Our company is obsessed with IT security, so even though that’s not really my area, every other week I hear something new about the subject, whether I like it or not. However, sometimes interesting thing happen, when I learn about something I’ve been using for years, but only now realized that it actually has a name. I’m talking about Web Application Firewalls.

Brief intro to firewall types

In my simplified picture of the world the word “firewall” always meant one thing: something that allows or rejects traffic from or to certain ports and IP addresses. Even though thinking so is not a mistake, this picture is far from being complete.

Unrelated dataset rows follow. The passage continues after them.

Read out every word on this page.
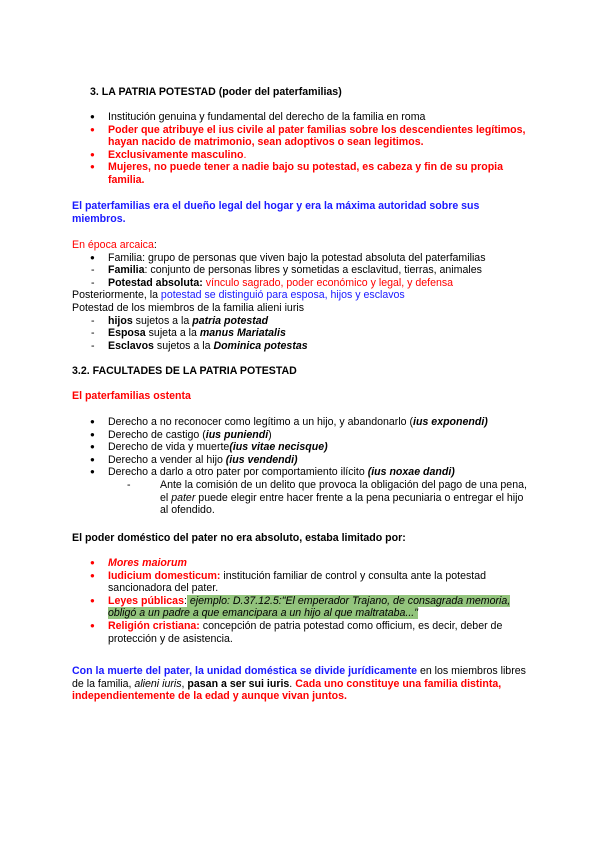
3. LA PATRIA POTESTAD (poder del paterfamilias)
● Institución genuina y fundamental del derecho de la familia en roma
● Poder que atribuye el ius civile al pater familias sobre los descendientes legítimos, hayan nacido de matrimonio, sean adoptivos o sean legitimos.
● Exclusivamente masculino.
● Mujeres, no puede tener a nadie bajo su potestad, es cabeza y fin de su propia familia.
El paterfamilias era el dueño legal del hogar y era la máxima autoridad sobre sus miembros.
En época arcaica:
● Familia: grupo de personas que viven bajo la potestad absoluta del paterfamilias
- Familia: conjunto de personas libres y sometidas a esclavitud, tierras, animales
- Potestad absoluta: vínculo sagrado, poder económico y legal, y defensa
Posteriormente, la potestad se distinguió para esposa, hijos y esclavos
Potestad de los miembros de la familia alieni iuris
- hijos sujetos a la patria potestad
- Esposa sujeta a la manus Mariatalis
- Esclavos sujetos a la Dominica potestas
3.2. FACULTADES DE LA PATRIA POTESTAD
El paterfamilias ostenta
● Derecho a no reconocer como legítimo a un hijo, y abandonarlo (ius exponendi)
● Derecho de castigo (ius puniendi)
● Derecho de vida y muerte(ius vitae necisque)
● Derecho a vender al hijo (ius vendendi)
● Derecho a darlo a otro pater por comportamiento ilícito (ius noxae dandi)
- Ante la comisión de un delito que provoca la obligación del pago de una pena, el pater puede elegir entre hacer frente a la pena pecuniaria o entregar el hijo al ofendido.
El poder doméstico del pater no era absoluto, estaba limitado por:
● Mores maiorum
● Iudicium domesticum: institución familiar de control y consulta ante la potestad sancionadora del pater.
● Leyes públicas: ejemplo: D.37.12.5:"El emperador Trajano, de consagrada memoria, obligó a un padre a que emancipara a un hijo al que maltrataba..."
● Religión cristiana: concepción de patria potestad como officium, es decir, deber de protección y de asistencia.
Con la muerte del pater, la unidad doméstica se divide jurídicamente en los miembros libres de la familia, alieni iuris, pasan a ser sui iuris. Cada uno constituye una familia distinta, independientemente de la edad y aunque vivan juntos.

Network firewalls do exactly that. They sit on the edge of a network and decide the fate of a traffic coming through it. They can be hardware based or software, stateless or smart enough to understand that TCP ACK frame not following TCP SYN doesn’t make sense and therefore should be dropped. This firewalls don’t know about who and why is sending these packets, and, in fact, don’t really care.

There’s another type of firewalls, which does know more: application firewalls. Those serve particular application or type of applications and because of that these firewalls can know how the app works, what makes sense for it and what doesn’t. Having this knowledge, application firewalls can provide the safety level that regular firewalls can only dream of.

There’s also special kind of application firewalls called web application firewall, which, you guessed it, knows awfully a lot about HTTP, web, and how to keep it safe.

Web Application Firewalls (WAF)

Here’s how I accidentally used WAF before even knowing what that is. A while ago I build a small containerized app for monitoring our CI. Three containers were responsible for collecting, storing and displaying the data and one more – nginx container – for being a HTTP router for it.

container app

However, there was one more nginx – the one responsible for blocking incoming traffic from places other than our office. The one, I could easily shut down in case of emergency without shutting down the app itself. That last nginx, believe it or not, behave exactly like simplified WAF would do.

web application firewall and container app

Apart from GeoIP filtering, WAFs can do much smarter things. Quoting OWASP’s ModSecurity Core Rule Set, here’s what kinds of attacks self respecting WAF should prevent from:

  • SQL injections
  • Cross Site Scripting
  • Local File Inclusion
  • Remote File Inclusion
  • Remote Code Execution
  • PHP Code Injection
  • HTTProxy
  • Shellshock
  • Session Fixation
  • Scanner Detection
  • Metadata/Error Leackage
  • and, of cause, GeoIP Blocking

That’s really a lot! There’re free WAF solutions and probably the most popular one seems to be ModSecurity. It supports IIS/Apache/Nginx and the whole set of rules from above. In addition to that, big cloud providers offer their own WAFs. For instance, both AWS and Azure provide WAFs as a service. For some reason, however, I couldn’t find anything for Google Cloud.

Conclusion

The biggest takeaway for me was that WAFs provide huge piece of important functionality, which we actually used to implement ourselves, and that’s for free. The last part surprises me the most. As last several years security was and still is a hot topic, I’d expect everything to cost at least a lot.

On the other hand, there’s a commercial version of ModSecurity, and cloud solutions cost something by default, so maybe the balance in the universe is still in place.